James Johnson

Personal information
- Date of birth: 1983 or 1984
- Place of birth: Ikeja, Nigeria
- Position: Striker

Senior career*
- Years: Team / Apps / (Gls)
- ????: Vero Bim / ? / (?)
- ????: Jegede Babes / ? / (?)
- ????: Flying Eagles / ? / (?)
- ????: Crown FC / ? / (?)
- ????: Plateau United / ? / (?)

International career
- 199?-1999: Nigeria / 1+ / (0+)

Managerial career
- 2002: FCT Queens

= James Johnson (Nigerian footballer) =

Nigerian footballer (born 1979)

James Johnson (born Iyabo Abade) is a Nigerian former professional footballer who played as a striker for the Nigeria women's national team. He began his career in the youth setup at Vero Bim FC and later represented the Super Falcons. He was excluded from his club and national teams after he was ascertained as an intersex individual in 1999. In 2004, Johnson began the process of gender transition, and after completing the process took up his current name.

==Biography==
James Johnson was born in Ikeja, on the outskirts of Lagos, and was raised in a village in southeastern Nigeria.
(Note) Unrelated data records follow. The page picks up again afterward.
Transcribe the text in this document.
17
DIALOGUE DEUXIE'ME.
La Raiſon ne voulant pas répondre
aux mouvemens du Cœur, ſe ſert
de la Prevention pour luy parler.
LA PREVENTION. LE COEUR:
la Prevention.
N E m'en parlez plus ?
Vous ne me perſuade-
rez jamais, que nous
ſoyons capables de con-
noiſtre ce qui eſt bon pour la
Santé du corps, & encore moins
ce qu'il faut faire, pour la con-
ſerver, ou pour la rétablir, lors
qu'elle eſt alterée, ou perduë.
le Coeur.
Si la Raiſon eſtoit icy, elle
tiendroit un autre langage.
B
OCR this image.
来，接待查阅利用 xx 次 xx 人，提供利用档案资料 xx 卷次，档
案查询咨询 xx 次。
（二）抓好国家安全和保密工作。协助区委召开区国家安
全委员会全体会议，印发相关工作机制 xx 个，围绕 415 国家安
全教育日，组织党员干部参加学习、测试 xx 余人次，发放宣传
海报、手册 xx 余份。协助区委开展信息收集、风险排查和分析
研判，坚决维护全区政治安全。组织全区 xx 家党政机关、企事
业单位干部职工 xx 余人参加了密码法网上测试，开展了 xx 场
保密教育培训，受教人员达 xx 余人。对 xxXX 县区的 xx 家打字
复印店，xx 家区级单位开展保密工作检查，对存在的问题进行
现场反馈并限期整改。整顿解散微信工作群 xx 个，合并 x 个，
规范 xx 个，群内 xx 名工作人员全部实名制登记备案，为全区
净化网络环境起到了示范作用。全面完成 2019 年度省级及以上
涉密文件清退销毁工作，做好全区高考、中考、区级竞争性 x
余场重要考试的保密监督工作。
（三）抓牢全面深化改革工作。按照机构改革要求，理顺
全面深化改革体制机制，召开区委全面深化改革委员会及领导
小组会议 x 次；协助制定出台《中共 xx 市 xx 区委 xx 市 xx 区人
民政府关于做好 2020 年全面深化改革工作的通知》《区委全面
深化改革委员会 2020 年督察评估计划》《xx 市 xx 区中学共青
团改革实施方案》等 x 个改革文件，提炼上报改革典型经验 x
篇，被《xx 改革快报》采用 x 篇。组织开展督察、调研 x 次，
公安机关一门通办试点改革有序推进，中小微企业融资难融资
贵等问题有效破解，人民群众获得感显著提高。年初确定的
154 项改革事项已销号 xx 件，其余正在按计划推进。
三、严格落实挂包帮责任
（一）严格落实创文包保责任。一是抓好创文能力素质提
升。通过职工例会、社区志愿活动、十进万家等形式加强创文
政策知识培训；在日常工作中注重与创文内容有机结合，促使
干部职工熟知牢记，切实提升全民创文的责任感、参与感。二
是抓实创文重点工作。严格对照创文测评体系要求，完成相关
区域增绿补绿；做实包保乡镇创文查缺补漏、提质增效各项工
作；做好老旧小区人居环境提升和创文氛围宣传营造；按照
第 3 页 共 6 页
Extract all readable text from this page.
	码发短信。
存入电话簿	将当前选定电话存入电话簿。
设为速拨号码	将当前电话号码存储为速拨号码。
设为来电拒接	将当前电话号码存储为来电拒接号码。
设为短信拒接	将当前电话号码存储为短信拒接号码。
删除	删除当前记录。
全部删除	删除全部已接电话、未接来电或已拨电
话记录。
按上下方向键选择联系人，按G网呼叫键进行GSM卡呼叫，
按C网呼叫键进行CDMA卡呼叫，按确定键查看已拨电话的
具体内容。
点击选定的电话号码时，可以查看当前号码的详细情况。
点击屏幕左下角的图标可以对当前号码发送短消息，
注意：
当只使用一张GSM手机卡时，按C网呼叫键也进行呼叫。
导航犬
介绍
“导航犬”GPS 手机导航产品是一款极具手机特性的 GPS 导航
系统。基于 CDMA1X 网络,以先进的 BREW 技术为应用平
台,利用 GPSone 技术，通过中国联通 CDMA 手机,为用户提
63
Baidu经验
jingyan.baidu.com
At the age of 11, Johnson was registered with Vero Bim FC, a newly promoted top division club in Nigeria. Initially he played for recreation before being discovered by a local soccer coach in the Agege area of Lagos. He later represented the club Jegede Babes, where he set a record for the most number of goals scored in a single season with 38 goals in 1998.

Johnson's performance in a domestic match against one of the country's leading women's clubs attracted the attention of Ismaila Mabo, the coach of the women's national team, who recruited him to the team. Within a few months, he progressed from amateur football to representing the national team, for whom he played as a striker for the team for several seasons.

During the 1998 African Women's Championship, Johnson's shorts were pulled down in the middle of a pitch by an opponent, which he described as one of the worst experiences of his life in an interview with the BBC later. Later that year, on the eve of his participation in the Nigerian Women's Premier League, he was excluded from his club team after being identified as intersex. As the news became public knowledge, he was dropped from the official squad of the national team for the 1999 FIFA Women's World Cup in the United States just before the start of the tournament. Johnson later joined FCT Queens, a club based in the Nigerian capital of Abuja. While he was unable to register as a player, he remained with the club as an assistant coach, contributing to the team's Women's FA Cup win in 2002.

Following this period, Johnson traveled to the United States in 2004 and underwent the first of several gender affirming surgeries at the Midway Hospital in Los Angeles, performed by Dr. Gary Alter and his team. The surgery cost more than US$450,000 and was funded by the Nigerian minister Muhammed Abba Gana. After the gender transition, he legally adopted the name James Johnson. He returned to football, playing for the Flying Eagles and Crown FC. However, he was dismissed from both the clubs after his background became known. A similar situation occurred later at Plateau United.